A GENTLEMAN COACHMAN
To this Mr. Montagu replies—
“My Dearest,
“I am more concerned than j can express at the peril you were in. I tremble and shudder when j consider how fatal the consequences might have been if you had been actually overturned.... I have inquired after the cause of this unhappy affair, and though Ned says he cannot say the coachman was drunk, still he had been at the Ale House, and when he came home said there was no danger, and that the boys made almost as much noise as his Mistress. I find he is a lazy, proud, and what they call a gentleman coachman, and such as j would very soon get rid of.”
Ned was the head groom, and Mrs. Montagu proposed substituting him for the coachman, as he was honest and sober. To this her husband replies, “I wish he had more experience, but j should with all that think j run no great hazard in trusting him, besides he might practise to go out with the six horses of times when you did not want him.” To turn a lumbering coach and six must have been a most intricate affair. Ned was promoted to be coachman, but only to practise with the coach and six; “a coachman to a Mr. Lambard, and afterwards to Captain Pannel’s heir,” was employed when the coach went out, being then under a job-master, one Mr. Jarret, and a chaise and pair conveyed Mrs. Montagu to the Wells.

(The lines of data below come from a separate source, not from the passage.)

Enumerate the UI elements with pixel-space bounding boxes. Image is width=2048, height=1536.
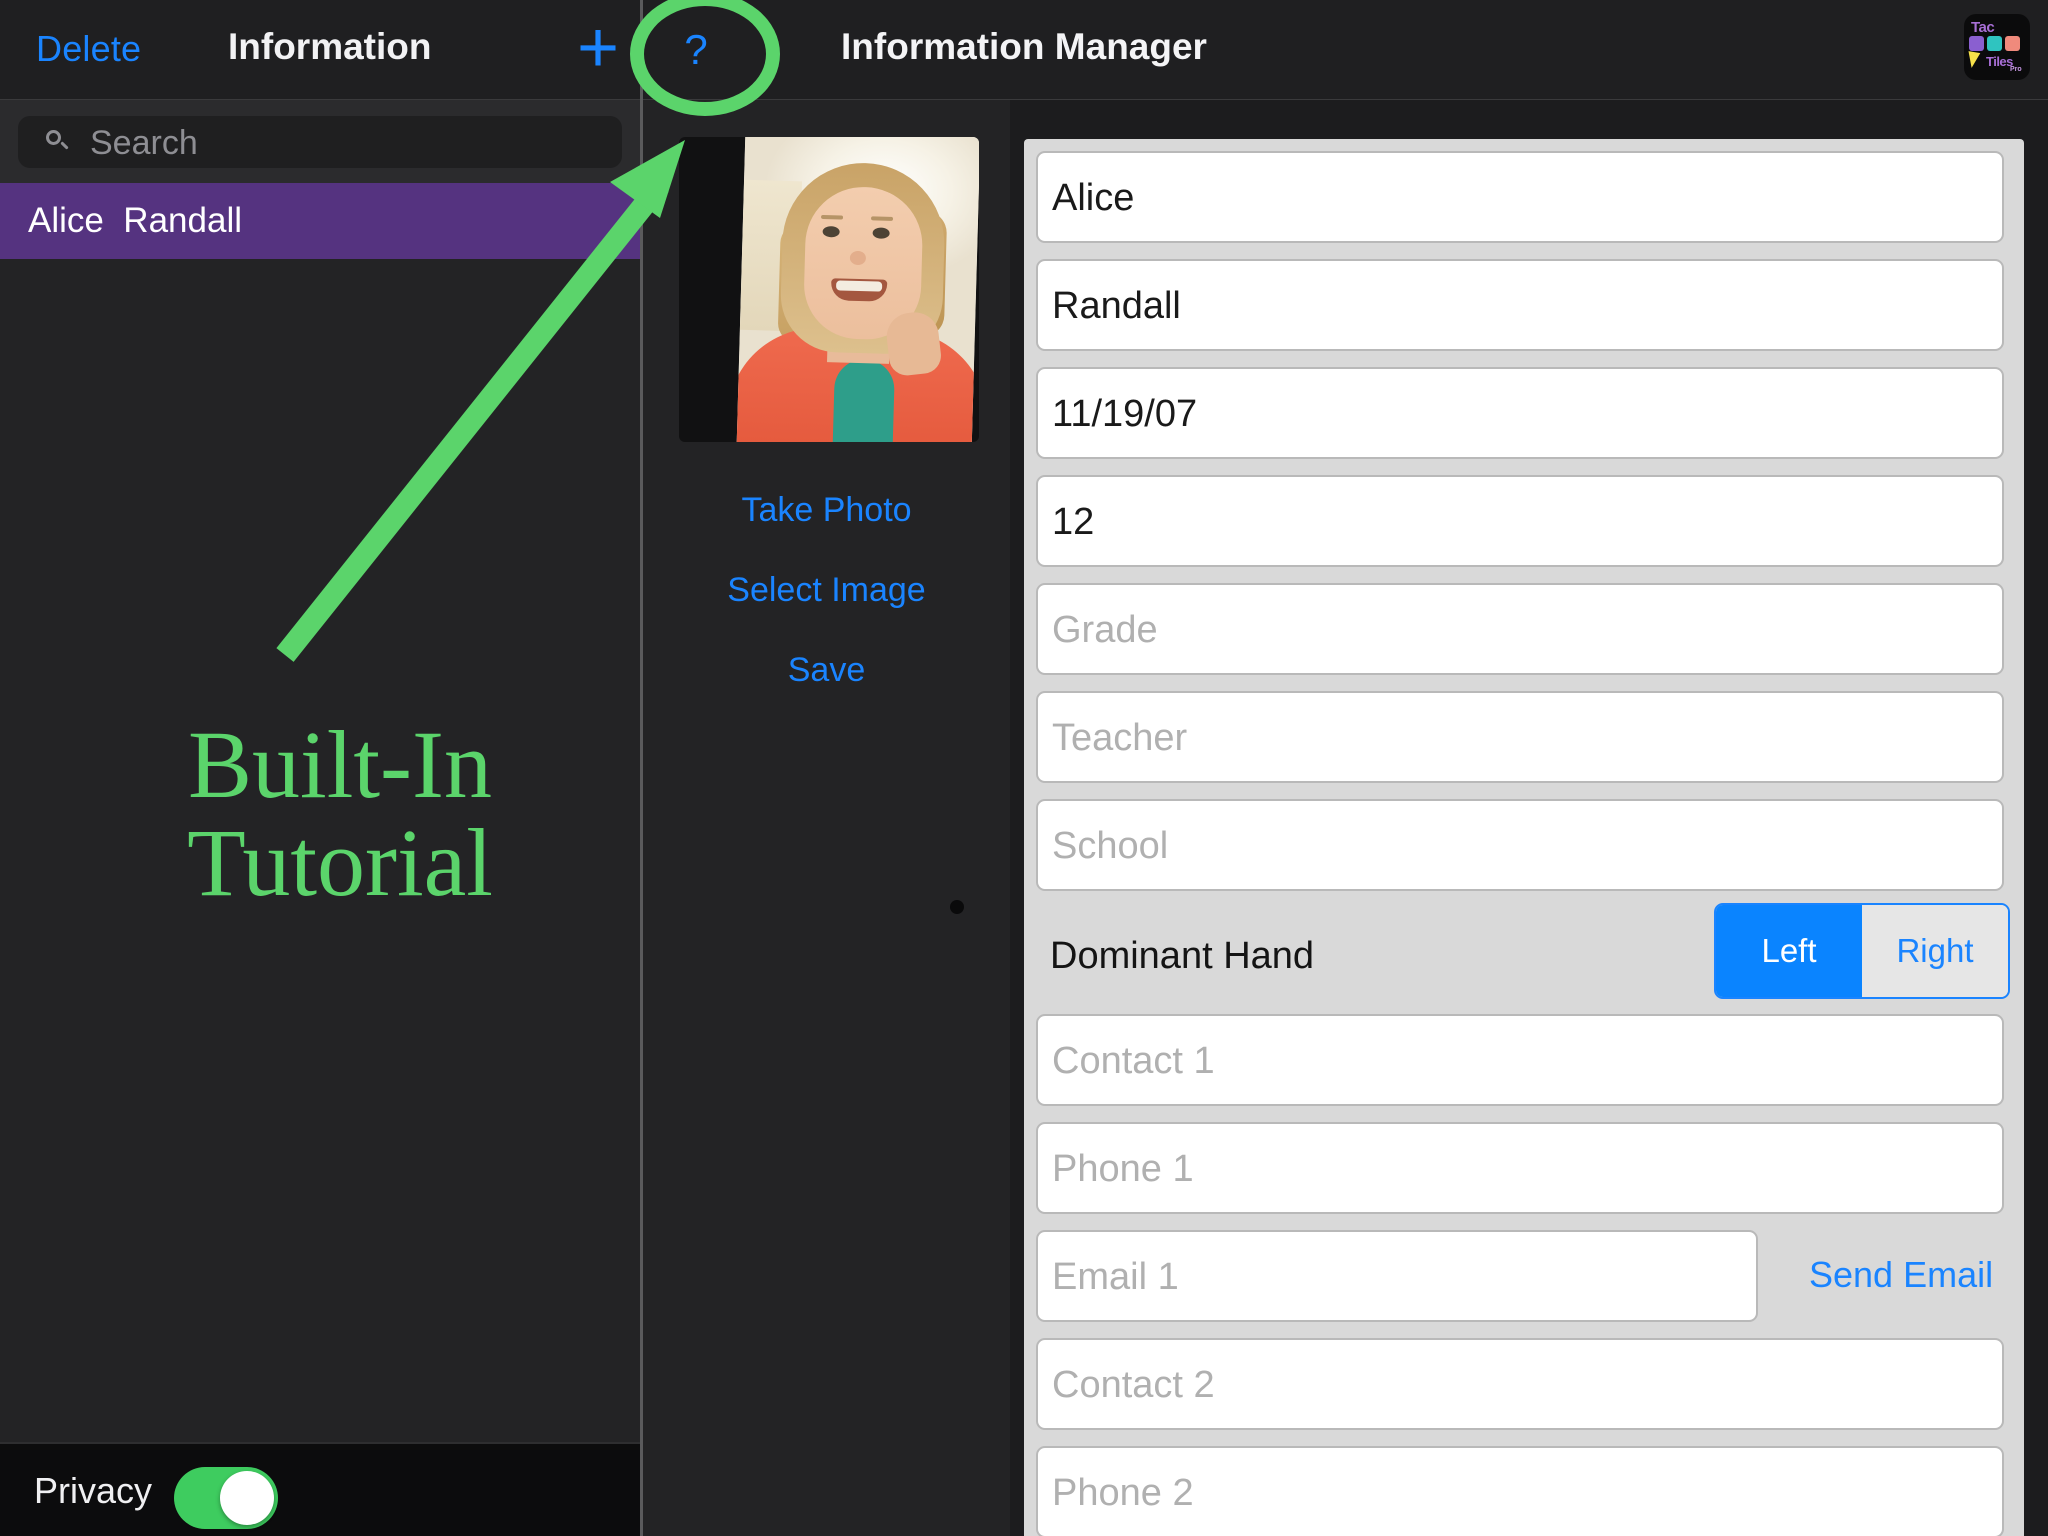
last-name-field[interactable]: Randall: [1036, 259, 2004, 351]
app-logo-word-top: Tac: [1971, 19, 1994, 36]
search-icon: [46, 130, 70, 154]
app-logo-icon: Tac Tiles Pro: [1964, 14, 2030, 80]
dot-marker: [950, 900, 964, 914]
avatar-image: [737, 137, 979, 442]
sidebar: Search Alice Randall Privacy: [0, 100, 640, 1536]
email-1-field[interactable]: Email 1: [1036, 1230, 1758, 1322]
phone-1-placeholder: Phone 1: [1052, 1148, 1194, 1191]
page-title: Information: [228, 26, 431, 68]
age-value: 12: [1052, 501, 1094, 544]
contact-1-field[interactable]: Contact 1: [1036, 1014, 2004, 1106]
phone-2-field[interactable]: Phone 2: [1036, 1446, 2004, 1536]
teacher-field[interactable]: Teacher: [1036, 691, 2004, 783]
dominant-hand-option-left[interactable]: Left: [1716, 905, 1862, 997]
last-name-value: Randall: [1052, 285, 1181, 328]
app-logo-tile-3: [2005, 36, 2020, 51]
grade-placeholder: Grade: [1052, 609, 1158, 652]
dominant-hand-label: Dominant Hand: [1050, 935, 1314, 978]
avatar[interactable]: [679, 137, 979, 442]
contact-2-field[interactable]: Contact 2: [1036, 1338, 2004, 1430]
lightning-bolt-icon: [1966, 51, 1981, 69]
school-field[interactable]: School: [1036, 799, 2004, 891]
save-button[interactable]: Save: [643, 651, 1010, 690]
first-name-value: Alice: [1052, 177, 1134, 220]
app-logo-word-small: Pro: [2010, 66, 2022, 73]
form-pane: Alice Randall 11/19/07 12 Grade Teacher …: [1010, 100, 2048, 1536]
phone-2-placeholder: Phone 2: [1052, 1472, 1194, 1515]
privacy-label: Privacy: [34, 1470, 152, 1512]
contact-1-placeholder: Contact 1: [1052, 1040, 1215, 1083]
search-bar-container: Search: [0, 100, 640, 183]
phone-1-field[interactable]: Phone 1: [1036, 1122, 2004, 1214]
privacy-toggle[interactable]: [174, 1467, 278, 1529]
information-form: Alice Randall 11/19/07 12 Grade Teacher …: [1024, 139, 2024, 1536]
teacher-placeholder: Teacher: [1052, 717, 1187, 760]
grade-field[interactable]: Grade: [1036, 583, 2004, 675]
app-root: Information Manager Delete Information +…: [0, 0, 2048, 1536]
dominant-hand-segmented-control[interactable]: Left Right: [1714, 903, 2010, 999]
select-image-button[interactable]: Select Image: [643, 571, 1010, 610]
search-input[interactable]: Search: [18, 116, 622, 168]
sidebar-list-background: [0, 259, 640, 1536]
app-logo-tile-2: [1987, 36, 2002, 51]
privacy-toggle-knob: [220, 1471, 274, 1525]
search-placeholder: Search: [90, 124, 198, 162]
add-icon[interactable]: +: [562, 8, 634, 88]
delete-button[interactable]: Delete: [36, 28, 141, 70]
email-1-placeholder: Email 1: [1052, 1256, 1179, 1299]
first-name-field[interactable]: Alice: [1036, 151, 2004, 243]
school-placeholder: School: [1052, 825, 1168, 868]
photo-panel: Take Photo Select Image Save: [643, 100, 1010, 1536]
privacy-bar: Privacy: [0, 1442, 640, 1536]
take-photo-button[interactable]: Take Photo: [643, 491, 1010, 530]
list-item[interactable]: Alice Randall: [0, 183, 640, 259]
dominant-hand-option-right[interactable]: Right: [1862, 905, 2008, 997]
send-email-button[interactable]: Send Email: [1809, 1254, 2009, 1296]
birthdate-value: 11/19/07: [1052, 393, 1197, 436]
birthdate-field[interactable]: 11/19/07: [1036, 367, 2004, 459]
app-logo-tile-1: [1969, 36, 1984, 51]
app-logo-word-bottom: Tiles: [1986, 54, 2013, 69]
contact-2-placeholder: Contact 2: [1052, 1364, 1215, 1407]
list-item-label: Alice Randall: [28, 201, 242, 241]
top-bar: Information Manager Delete Information +…: [0, 0, 2048, 100]
age-field[interactable]: 12: [1036, 475, 2004, 567]
help-icon[interactable]: ?: [668, 20, 724, 80]
dominant-hand-row: Dominant Hand Left Right: [1024, 899, 2024, 1007]
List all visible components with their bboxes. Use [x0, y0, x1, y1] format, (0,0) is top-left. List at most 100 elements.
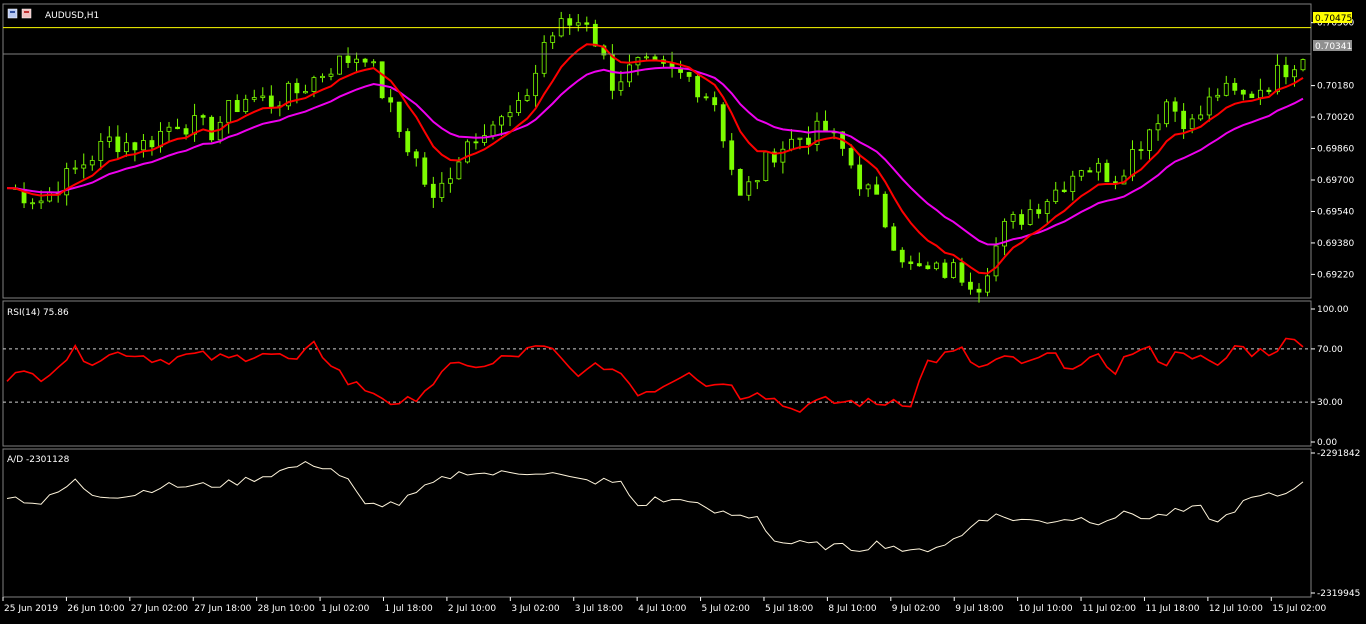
chart-window[interactable]: 0.70500 0.70180 0.70020 0.69860 0.69700 0.695…	[0, 0, 1366, 620]
price-frame	[2, 3, 1312, 299]
candle-body	[379, 61, 385, 99]
candle-body	[763, 151, 769, 181]
candle-body	[1215, 94, 1221, 98]
candle-body	[294, 82, 300, 94]
ad-panel[interactable]: -2291842 -2319945 A/D -2301128	[6, 449, 1360, 599]
candle-body	[737, 169, 743, 196]
candle-body	[311, 77, 317, 92]
candle-body	[209, 116, 215, 141]
candle-body	[1266, 89, 1272, 93]
candle-body	[149, 140, 155, 148]
rsi-line	[6, 337, 1304, 414]
candle-body	[141, 140, 146, 151]
time-tick-label: 1 Jul 18:00	[384, 604, 433, 614]
candle-body	[260, 95, 266, 98]
candle-body	[908, 261, 914, 265]
chart-canvas[interactable]: 0.705000.701800.700200.698600.697000.695…	[0, 0, 1366, 620]
candle-body	[516, 100, 521, 114]
bid-price-label: 0.70341	[1315, 42, 1352, 52]
ask-price-label: 0.70475	[1315, 14, 1352, 24]
time-tick-label: 15 Jul 02:00	[1272, 604, 1326, 614]
time-tick-label: 4 Jul 10:00	[638, 604, 687, 614]
candle-body	[1292, 69, 1297, 78]
candle-body	[686, 72, 692, 77]
window-icon	[7, 8, 18, 19]
candle-body	[251, 97, 257, 100]
candle-body	[1206, 96, 1212, 116]
candle-body	[533, 72, 539, 97]
candle-body	[1010, 214, 1016, 222]
candle-body	[354, 58, 359, 63]
time-tick-label: 3 Jul 18:00	[575, 604, 624, 614]
candle-body	[499, 116, 504, 126]
candle-body	[1164, 101, 1169, 125]
candle-body	[303, 91, 308, 94]
time-tick-label: 2 Jul 10:00	[448, 604, 497, 614]
candle-body	[1130, 149, 1135, 177]
candle-body	[175, 126, 180, 130]
candle-body	[371, 61, 377, 64]
ad-tick-label: -2291842	[1317, 449, 1360, 459]
candle-body	[1257, 89, 1263, 99]
rsi-tick-label: 30.00	[1317, 398, 1343, 408]
panel-frames	[2, 3, 1312, 598]
time-tick-label: 9 Jul 02:00	[892, 604, 941, 614]
candle-body	[806, 137, 811, 145]
rsi-panel[interactable]: 100.00 70.00 30.00 0.00 RSI(14) 75.86	[3, 305, 1349, 448]
candle-body	[1300, 59, 1306, 71]
time-tick-label: 3 Jul 02:00	[511, 604, 560, 614]
candle-body	[320, 75, 325, 79]
candle-body	[217, 121, 223, 141]
rsi-level-lines	[3, 348, 1311, 403]
candle-body	[362, 58, 368, 63]
bid-price-tag: 0.70341	[1313, 40, 1352, 52]
candle-body	[1053, 189, 1059, 202]
price-tick-label: 0.69700	[1317, 176, 1354, 186]
candle-body	[447, 178, 453, 184]
candle-body	[396, 101, 402, 132]
ad-line	[6, 461, 1304, 553]
candle-body	[1155, 123, 1161, 131]
candle-body	[1019, 214, 1025, 225]
candle-body	[550, 35, 556, 43]
candle-body	[1104, 162, 1110, 183]
time-tick-label: 11 Jul 02:00	[1082, 604, 1136, 614]
candle-body	[993, 245, 999, 277]
candles-group	[13, 11, 1306, 303]
price-tick-label: 0.69860	[1317, 145, 1354, 155]
candle-body	[567, 18, 573, 26]
price-tick-label: 0.69220	[1317, 270, 1354, 280]
time-tick-label: 28 Jun 10:00	[258, 604, 315, 614]
rsi-tick-label: 100.00	[1317, 305, 1349, 315]
symbol-header[interactable]: AUDUSD,H1	[7, 8, 99, 21]
candle-body	[226, 100, 232, 123]
ad-frame	[2, 448, 1312, 598]
rsi-axis: 100.00 70.00 30.00 0.00	[1311, 305, 1349, 448]
candle-body	[1027, 209, 1033, 225]
candle-body	[891, 226, 897, 251]
candle-body	[81, 164, 87, 169]
candle-body	[430, 183, 436, 198]
candle-body	[388, 97, 394, 103]
candle-body	[754, 180, 760, 183]
candle-body	[1283, 64, 1289, 78]
window-icon-bar	[10, 11, 15, 13]
candle-body	[456, 161, 462, 180]
time-tick-label: 25 Jun 2019	[4, 604, 58, 614]
candle-body	[720, 104, 726, 142]
candle-body	[985, 275, 990, 293]
candle-body	[465, 141, 470, 163]
time-tick-label: 12 Jul 10:00	[1209, 604, 1263, 614]
price-axis: 0.705000.701800.700200.698600.697000.695…	[1311, 19, 1354, 280]
candle-body	[115, 136, 121, 153]
candle-body	[422, 157, 428, 185]
ma-slow-line	[6, 66, 1304, 246]
candle-body	[123, 142, 129, 153]
candle-body	[1095, 162, 1101, 173]
price-panel[interactable]: 0.705000.701800.700200.698600.697000.695…	[3, 8, 1354, 303]
candle-body	[439, 182, 445, 198]
price-tick-label: 0.69380	[1317, 239, 1354, 249]
candle-body	[524, 95, 530, 101]
candle-body	[959, 262, 965, 283]
candle-body	[942, 262, 948, 278]
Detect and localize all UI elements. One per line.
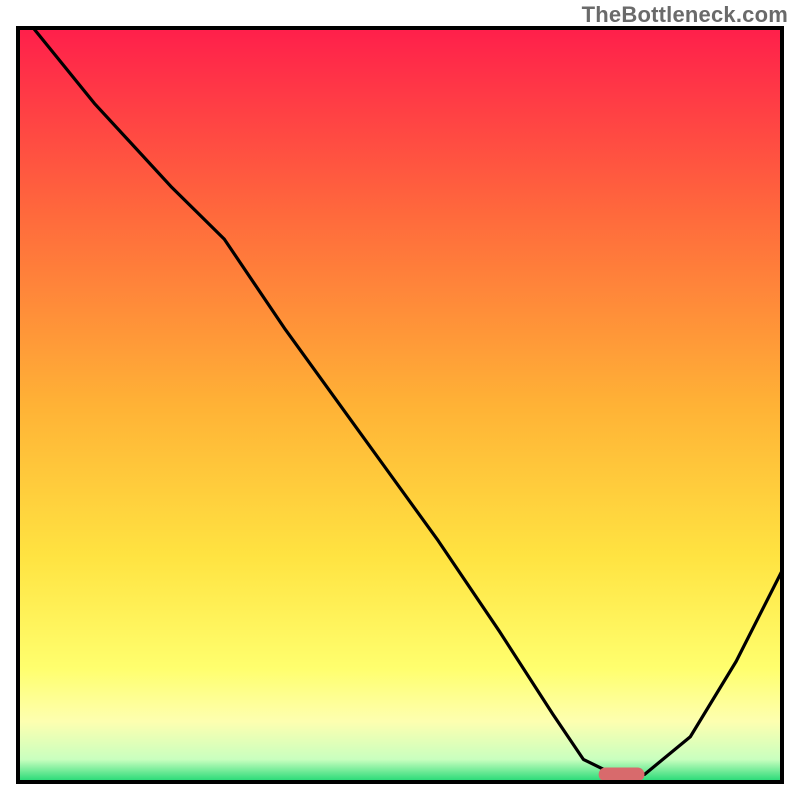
chart-svg — [0, 0, 800, 800]
plot-background — [18, 28, 782, 782]
optimum-marker — [599, 767, 645, 781]
chart-container: TheBottleneck.com — [0, 0, 800, 800]
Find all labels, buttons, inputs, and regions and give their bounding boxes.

“The gentleman here ordered the place of my danger to be mended and acquainted me he had done so, and hoped I should not be frighted away from the balls.
“Sir Roger Twisden inquired much after you and my Father. He stays but a few days here. Lord Bath was ill again yesterday, he told me he was mortified that he had never been able to wait on me, but he was so weak he could not venture to trouble any one with a visit. I think he is in a bad way, but has a great deal of witt whenever he is tolerably well. His Lordship, I know, has been prejudiced in my favour by some of his friends, who are also friends of mine and Mr. Domville in particular, which I believe has given him a desire to be acquainted with me, but I believe he will hardly be able to make a visit this season, and in London he never visits any one who does not inhabit a ground floor. He has still a fine countenance, and those piercing eyes that denote a mind extraordinarily lively and penetrating.”
CHARACTER OF LORD BATH
William Pulteney, Earl of Bath, was born in April, 1684, hence he was at this period turned seventy-six. He had lost his wife, née Anna Maria Gumley, in 1758. Mrs. Montagu must have known him in a superficial society way, as a description of a great rout given by Lady Bath some years previously is in this book. But now was to commence that tender intimacy and affectionate friendship between them that lasted to his death, and which prompted him, even in the act of dying, to stagger from his bed and write a few lines of adieu to her as his last effort—sacred lines which I possess and treasure! For his political character I must refer the reader to history, and the “Dictionary of National Biography.” As regards his private character I cannot do better than quote Elizabeth Carter’s account of him in “Memoirs of her Life.” It was probable that through Mrs. Carter, who was a great friend of his, he began to appreciate the manifold charms of Elizabeth Montagu. This is what Mrs. Carter says—
“None of his friends, I believe, will remember him longer and very few with equal affection. Indeed, there was something in his conversation and manners more engaging than can be described. With all those talents which had so long rendered him the object of popular admiration, he had not the least tincture of that vanity and importance which is too often the consequence of popular applause. He never took the lead in conversation, or even assumed that superiority to which he had a claim, as he was blessed with an exemption from many of the pains and infirmities of old age; he had none of its defects. In so many months as I was continually in his company last year (1763), I do not recollect a single instance of peevishness the whole time. His temper always appeared equal. There was a perpetual flow of vivacity and good humour in his conversation, and the most attentive politeness in his behaviour, nor was this the constrained effort of external and partial good breeding, but the natural turn of his mind, and operated so uniformly on all occasions that I never heard him use a harsh or even an uncivil expression to any of his servants.”